Nos enteramos por el Facebook de José Luís Córdoba de esta triste noticia. Este es el texto de despedida:
SE ACABÓ
Ha llegado la hora de poner el punto final a mi quijotesca aventura editorial. No quiero que algún amigo —como el buen Sancho dijo al moribundo Don Quijote— me recuerde: «La mayor locura que puede hacer un hombre en esta vida es dejarse morir sin más ni más, sin que nadie lo mate y lo acaben otras manos que las de la melancolía». Seguiré activo en el mundo del cómic y quienes me conocen saben que estaré abierto a ayudarles desinteresadamente en lo que pueda, pero ya no editaré más.
Los molinos de viento de la edición son invencibles para los pequeños editores. Esos gigantes camuflados son el aumento de los costes de producción, una oferta que es mucho mayor que la demanda, un mercado que prácticamente solo quiere superhéroes y mangas, la ley del libro que permite devoluciones eternas y el porcentaje sobre el PVP que le queda al editor (con un 45% del precio de cubierta debe pagar la producción, los costes estructurales, liquidar royalties y esperar el milagro de tener algo de beneficio).

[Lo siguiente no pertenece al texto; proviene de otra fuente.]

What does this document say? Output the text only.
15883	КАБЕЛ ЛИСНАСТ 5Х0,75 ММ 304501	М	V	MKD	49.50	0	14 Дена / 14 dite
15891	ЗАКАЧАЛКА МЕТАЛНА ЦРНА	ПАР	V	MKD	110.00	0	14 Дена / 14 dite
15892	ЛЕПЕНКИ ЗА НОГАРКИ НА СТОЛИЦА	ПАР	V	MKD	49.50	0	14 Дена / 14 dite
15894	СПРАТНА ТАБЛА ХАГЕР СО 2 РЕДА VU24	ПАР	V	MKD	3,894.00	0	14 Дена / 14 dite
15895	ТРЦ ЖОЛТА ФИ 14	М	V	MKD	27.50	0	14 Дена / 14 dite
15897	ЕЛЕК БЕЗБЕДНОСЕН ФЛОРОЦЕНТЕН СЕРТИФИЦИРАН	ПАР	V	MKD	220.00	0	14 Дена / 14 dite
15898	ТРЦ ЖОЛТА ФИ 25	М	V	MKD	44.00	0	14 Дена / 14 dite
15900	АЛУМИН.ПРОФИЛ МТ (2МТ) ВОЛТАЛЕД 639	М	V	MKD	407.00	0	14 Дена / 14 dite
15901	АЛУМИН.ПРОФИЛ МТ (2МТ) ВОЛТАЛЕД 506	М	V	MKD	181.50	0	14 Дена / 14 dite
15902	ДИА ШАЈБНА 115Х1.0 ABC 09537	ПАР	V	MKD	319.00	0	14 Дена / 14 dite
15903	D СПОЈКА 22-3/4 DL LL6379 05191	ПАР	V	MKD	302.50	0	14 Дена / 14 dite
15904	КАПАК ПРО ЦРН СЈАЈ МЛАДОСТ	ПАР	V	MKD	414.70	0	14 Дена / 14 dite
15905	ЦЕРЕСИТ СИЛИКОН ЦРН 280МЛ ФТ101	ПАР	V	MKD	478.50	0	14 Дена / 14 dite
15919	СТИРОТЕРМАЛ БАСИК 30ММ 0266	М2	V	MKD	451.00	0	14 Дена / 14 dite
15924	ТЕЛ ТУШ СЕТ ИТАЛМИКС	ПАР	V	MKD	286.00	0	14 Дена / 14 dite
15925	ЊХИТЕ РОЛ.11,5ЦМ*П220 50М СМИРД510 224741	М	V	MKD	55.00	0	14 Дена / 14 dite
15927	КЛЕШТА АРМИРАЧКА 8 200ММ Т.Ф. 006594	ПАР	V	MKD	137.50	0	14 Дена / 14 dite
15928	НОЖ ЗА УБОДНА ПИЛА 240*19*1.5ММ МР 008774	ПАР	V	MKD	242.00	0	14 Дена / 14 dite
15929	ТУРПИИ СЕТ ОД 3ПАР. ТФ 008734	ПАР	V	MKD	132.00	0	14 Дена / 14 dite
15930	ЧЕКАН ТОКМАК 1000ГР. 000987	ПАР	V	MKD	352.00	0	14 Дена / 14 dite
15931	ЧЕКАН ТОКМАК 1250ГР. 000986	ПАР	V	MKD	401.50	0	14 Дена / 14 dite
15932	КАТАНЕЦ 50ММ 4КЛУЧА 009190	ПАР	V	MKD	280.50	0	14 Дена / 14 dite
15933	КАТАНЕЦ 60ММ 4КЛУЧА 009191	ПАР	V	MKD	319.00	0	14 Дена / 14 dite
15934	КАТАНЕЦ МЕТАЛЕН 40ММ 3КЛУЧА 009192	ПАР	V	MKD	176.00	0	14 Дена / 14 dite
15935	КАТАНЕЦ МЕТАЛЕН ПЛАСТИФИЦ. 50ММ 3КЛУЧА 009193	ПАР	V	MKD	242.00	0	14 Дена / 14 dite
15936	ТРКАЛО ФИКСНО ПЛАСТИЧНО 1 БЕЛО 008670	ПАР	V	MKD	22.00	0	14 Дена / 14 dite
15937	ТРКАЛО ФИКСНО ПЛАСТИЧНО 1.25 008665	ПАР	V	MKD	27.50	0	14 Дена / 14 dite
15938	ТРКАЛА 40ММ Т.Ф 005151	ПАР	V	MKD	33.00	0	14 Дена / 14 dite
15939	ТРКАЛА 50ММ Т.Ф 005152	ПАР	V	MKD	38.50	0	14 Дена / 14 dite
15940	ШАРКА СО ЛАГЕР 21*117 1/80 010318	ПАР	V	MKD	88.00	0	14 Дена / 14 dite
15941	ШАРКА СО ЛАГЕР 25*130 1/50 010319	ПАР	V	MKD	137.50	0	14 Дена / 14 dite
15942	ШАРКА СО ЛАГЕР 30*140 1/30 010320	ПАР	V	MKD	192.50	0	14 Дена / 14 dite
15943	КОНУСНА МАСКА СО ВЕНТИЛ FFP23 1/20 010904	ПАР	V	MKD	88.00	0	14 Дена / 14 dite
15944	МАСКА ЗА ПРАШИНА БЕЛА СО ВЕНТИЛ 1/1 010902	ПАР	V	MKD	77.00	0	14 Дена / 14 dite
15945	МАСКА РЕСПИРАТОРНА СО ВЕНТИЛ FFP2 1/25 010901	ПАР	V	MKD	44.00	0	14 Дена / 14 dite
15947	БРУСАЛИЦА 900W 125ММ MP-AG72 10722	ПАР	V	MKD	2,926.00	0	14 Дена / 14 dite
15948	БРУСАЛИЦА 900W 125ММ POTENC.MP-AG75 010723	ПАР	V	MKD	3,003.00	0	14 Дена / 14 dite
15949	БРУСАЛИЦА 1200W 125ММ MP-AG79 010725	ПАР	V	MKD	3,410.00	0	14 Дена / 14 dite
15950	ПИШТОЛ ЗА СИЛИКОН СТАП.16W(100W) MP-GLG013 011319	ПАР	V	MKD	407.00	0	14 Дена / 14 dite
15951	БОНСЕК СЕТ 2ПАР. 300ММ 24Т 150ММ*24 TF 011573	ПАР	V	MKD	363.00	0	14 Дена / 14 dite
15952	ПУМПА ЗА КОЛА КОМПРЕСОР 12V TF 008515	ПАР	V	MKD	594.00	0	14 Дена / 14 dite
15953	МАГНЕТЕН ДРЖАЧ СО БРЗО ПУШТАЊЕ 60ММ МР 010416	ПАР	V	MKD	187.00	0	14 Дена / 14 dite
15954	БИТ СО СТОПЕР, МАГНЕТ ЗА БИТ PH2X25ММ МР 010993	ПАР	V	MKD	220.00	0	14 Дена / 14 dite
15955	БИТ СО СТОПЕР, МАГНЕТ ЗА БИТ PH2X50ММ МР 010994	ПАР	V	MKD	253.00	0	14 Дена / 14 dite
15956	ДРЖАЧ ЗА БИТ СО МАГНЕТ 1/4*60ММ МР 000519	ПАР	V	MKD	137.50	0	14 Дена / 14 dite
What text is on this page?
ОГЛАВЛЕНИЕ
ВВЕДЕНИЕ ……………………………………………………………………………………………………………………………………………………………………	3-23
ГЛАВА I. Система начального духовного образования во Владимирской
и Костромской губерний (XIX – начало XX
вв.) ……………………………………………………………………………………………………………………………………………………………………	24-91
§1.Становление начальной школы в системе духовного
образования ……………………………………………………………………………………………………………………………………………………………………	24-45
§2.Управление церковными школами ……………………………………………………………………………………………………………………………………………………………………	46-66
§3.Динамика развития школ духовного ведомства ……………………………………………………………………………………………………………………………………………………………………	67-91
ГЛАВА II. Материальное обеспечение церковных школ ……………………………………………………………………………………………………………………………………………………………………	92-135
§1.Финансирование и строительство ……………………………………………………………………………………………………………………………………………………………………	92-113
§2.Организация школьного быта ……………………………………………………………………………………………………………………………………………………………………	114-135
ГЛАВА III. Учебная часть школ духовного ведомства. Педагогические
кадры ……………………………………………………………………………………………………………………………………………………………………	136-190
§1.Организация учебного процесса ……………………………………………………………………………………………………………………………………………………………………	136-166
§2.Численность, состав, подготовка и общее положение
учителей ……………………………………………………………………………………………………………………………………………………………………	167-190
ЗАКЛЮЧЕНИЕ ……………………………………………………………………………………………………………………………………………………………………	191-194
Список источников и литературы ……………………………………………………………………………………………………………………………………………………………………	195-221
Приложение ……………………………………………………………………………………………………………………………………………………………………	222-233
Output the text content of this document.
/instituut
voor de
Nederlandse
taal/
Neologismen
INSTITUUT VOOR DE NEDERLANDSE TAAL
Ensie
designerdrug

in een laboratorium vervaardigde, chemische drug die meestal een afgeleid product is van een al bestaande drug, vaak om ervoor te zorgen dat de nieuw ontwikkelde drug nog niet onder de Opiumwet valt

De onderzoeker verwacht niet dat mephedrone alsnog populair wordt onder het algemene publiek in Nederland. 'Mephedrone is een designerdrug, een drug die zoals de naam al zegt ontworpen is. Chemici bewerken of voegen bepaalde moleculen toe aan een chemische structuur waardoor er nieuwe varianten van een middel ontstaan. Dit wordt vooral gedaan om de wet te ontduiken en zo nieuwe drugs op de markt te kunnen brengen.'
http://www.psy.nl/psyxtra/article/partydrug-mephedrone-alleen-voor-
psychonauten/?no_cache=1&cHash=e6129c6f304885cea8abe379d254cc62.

Son demasiados enemigos para un editor sin ánimo de lucro, que se empeñó en rescatar grandes obras perdidas y reservó una importante cantidad de dinero para perderlo en esta divertida aventura. En tres años he perdido la cantidad que tenía previsto perder en seis. No hay nada que reprochar a nadie, ni me lamento de esas pérdidas. Es evidente que mi quijotesca locura me hizo creer en un universo de papel totalmente irreal.
Pongo el punto final a esta aventura con la reedición del Quijote realizado por Leopoldo Sánchez, un genio al que quería homenajear porque en su persona se resumen las vidas de muchos grandes autores, que despertaron la pasión por las historietas en los lectores adultos y mantuvieron viva la llama por la lectura de tebeos. Dibujantes de gran talento, cuyos nombres desconocen la mayoría de los jóvenes seguidores del manga o los superhéroes. Por ese motivo no se me ocurre nada mejor que esta edición numerada, que dibujó con maestría Leopoldo, para poner el punto final a DQómics.
En esta triste despedida no voy a citar, por ser muchos y no querer olvidar a nadie, a los que me han ayudado y desde su comprensión reforzaron mi aventura. Tampoco a los autores, buenos amigos, que depositaron en mis manos esas joyas para que vieran la luz.
Sin embargo, sí que quiero terminar mi ciclo editorial con la reivindicación de los editores feriantes, esos sabios del mundo del cómic que desde sus pequeñas estructuras han hecho realidad el sueño de muchos dibujantes, que en sus editoriales tuvieron la primera oportunidad de publicar. Amaniaco, Ominiki, Cascaborra, Grafito, La Cúpula, Fandogamia, Ponen Mont, Cósmica, GP Ediciones…
Hasta siempre, amigos.

Es una auténtica pena, puesto que la editorial había alojado las nuevas obras de Jan y rescataba obras tan importantes como “Kraken” de Jordi Bernet y Antonio Segura o “¡Santo Súbito!” de Alfonso López y Manel Fontdevilla (de la que en pocos días veremos su reseña), entre muchas otras, con un broche de oro como despedida: “Don Quijote de la Mancha” de Leopoldo Sánchez, una obra maestra. Nunca nos dejó de sorprender cada nuevo lanzamiento de DQómics, editorial que siempre confió en nosotros para hablar sobre sus novedades. En definitiva, echaremos de menos este enfoque tan particular y que tanto hacía por el cómic hecho aquí en España. Le deseamos a José Luis Córdoba y todo el equipo de DQómics suerte en sus futuras encomiendas, que sabemos siempre estarán ligadas al mundo del cómic.